By Sophie Regan
In the early hours of yesterday morning, 15 Vietnamese nationals were detained by airport customs in Hong Kong after a routine inspection uncovered that the passengers were carrying 790 kilograms of ivory in their 32 suitcases. The massive amount said to be worth 7.9 million HKD (1 million USD), according to SCMP.
The suitcases, when opened, expelled a strong smell and were apparently still covered in large amounts of dried blood. They contained both raw and semi-finished products such as bangles and prayer beads. Tom Milliken from Traffic, a wildlife trade network, believes this indicates the ivory was heading to China "because [...] the name seals… are not commonly found on the Thai market".
The men and women, aged 20 to 50 had flown from Angola, which "makes sense [as the source] because it is one of the largest-worked ivory markets in Africa," Milliken explained. The group were said to be "surprised" at being arrested. None of the members spoke English, Cantonese or Putonghua and had flown from Angola to Hong Kong via Ethiopia in an attempt to avoid detection.
Ng King-hong, head of Customs and Excise airport command, took the matter a bit more personally. He said "Hong Kong Customs has stepped up its enforcement of all contraband, including ivory" and felt that this case tried to take advantage of the "advanced aviation network".

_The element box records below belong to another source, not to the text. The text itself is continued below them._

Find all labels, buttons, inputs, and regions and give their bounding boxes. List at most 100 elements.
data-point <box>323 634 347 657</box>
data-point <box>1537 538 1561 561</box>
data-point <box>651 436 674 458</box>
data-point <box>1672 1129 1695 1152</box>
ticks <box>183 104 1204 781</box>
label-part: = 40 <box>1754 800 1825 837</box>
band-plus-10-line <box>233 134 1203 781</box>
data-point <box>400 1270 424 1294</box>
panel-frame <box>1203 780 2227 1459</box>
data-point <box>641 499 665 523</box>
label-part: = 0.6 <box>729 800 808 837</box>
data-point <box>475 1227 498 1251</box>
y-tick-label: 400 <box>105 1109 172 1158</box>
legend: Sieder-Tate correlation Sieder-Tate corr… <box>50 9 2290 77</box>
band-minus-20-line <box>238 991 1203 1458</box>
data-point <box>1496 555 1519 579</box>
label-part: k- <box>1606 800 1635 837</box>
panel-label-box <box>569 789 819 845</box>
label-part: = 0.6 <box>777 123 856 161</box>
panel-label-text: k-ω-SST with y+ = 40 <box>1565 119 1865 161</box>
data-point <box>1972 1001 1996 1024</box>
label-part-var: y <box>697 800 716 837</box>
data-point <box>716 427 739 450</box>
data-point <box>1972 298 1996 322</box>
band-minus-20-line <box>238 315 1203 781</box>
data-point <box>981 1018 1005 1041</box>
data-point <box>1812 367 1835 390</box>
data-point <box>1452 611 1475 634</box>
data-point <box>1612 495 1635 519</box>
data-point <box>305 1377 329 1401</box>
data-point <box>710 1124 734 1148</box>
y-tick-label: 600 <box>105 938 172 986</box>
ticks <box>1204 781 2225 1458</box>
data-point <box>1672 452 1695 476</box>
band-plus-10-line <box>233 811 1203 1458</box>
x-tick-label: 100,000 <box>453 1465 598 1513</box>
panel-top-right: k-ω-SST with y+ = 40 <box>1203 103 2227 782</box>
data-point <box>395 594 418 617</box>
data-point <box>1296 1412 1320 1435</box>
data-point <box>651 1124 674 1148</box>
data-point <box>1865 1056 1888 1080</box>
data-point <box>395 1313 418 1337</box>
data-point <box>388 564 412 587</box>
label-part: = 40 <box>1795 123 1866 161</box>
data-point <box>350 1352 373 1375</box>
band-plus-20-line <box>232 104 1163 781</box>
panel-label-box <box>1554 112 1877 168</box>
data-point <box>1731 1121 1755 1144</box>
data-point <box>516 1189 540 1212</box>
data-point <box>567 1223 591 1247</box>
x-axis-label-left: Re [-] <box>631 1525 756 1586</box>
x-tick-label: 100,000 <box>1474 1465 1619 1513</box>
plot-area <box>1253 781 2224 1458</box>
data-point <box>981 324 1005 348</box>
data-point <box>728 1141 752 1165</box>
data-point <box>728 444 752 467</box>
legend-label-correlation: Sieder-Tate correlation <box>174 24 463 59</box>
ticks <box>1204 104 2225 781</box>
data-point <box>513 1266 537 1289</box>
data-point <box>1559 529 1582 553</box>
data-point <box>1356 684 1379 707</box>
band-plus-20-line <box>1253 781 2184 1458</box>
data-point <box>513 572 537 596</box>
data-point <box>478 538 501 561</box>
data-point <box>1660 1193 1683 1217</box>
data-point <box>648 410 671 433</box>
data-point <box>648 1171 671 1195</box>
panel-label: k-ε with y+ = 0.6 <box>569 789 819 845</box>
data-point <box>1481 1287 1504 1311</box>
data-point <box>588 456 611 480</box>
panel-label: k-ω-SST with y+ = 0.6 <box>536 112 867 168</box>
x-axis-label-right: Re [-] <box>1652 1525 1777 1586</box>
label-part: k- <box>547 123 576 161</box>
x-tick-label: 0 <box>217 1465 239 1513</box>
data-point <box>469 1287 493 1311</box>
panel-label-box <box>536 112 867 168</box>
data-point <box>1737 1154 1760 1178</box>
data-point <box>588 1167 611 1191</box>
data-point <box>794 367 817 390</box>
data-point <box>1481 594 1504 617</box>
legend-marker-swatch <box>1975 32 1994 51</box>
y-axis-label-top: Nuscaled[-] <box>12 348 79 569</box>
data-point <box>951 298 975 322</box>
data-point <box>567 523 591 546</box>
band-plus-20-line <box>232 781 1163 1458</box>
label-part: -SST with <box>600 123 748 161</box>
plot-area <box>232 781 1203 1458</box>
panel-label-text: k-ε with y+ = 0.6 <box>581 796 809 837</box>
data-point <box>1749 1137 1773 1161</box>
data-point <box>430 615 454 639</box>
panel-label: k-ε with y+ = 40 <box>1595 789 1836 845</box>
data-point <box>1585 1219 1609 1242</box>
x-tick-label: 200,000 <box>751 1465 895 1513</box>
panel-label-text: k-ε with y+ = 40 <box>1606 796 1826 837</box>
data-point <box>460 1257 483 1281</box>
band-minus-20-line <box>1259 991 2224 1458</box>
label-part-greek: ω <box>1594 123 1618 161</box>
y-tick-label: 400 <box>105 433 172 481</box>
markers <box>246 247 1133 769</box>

With more ivory consumption hotspots arising, Wild Aid executive director Peter Knights thinks the crackdown is "much-needed" if the levels of ivory smuggling is to be reduced, before acknowledging the efforts "would be greatly facilitated by a total sales ban on ivory".
In May, Hong Kong began its incineration of around 28 tons of elephant tusks and ivory-made jewelry in what's been called the largest display of such a dissolve against the illegal wildlife trade in the city yet.
A massive public destruction of ivory was also held in January in mainland China, where illegal ivory trade continues to be a huge issue.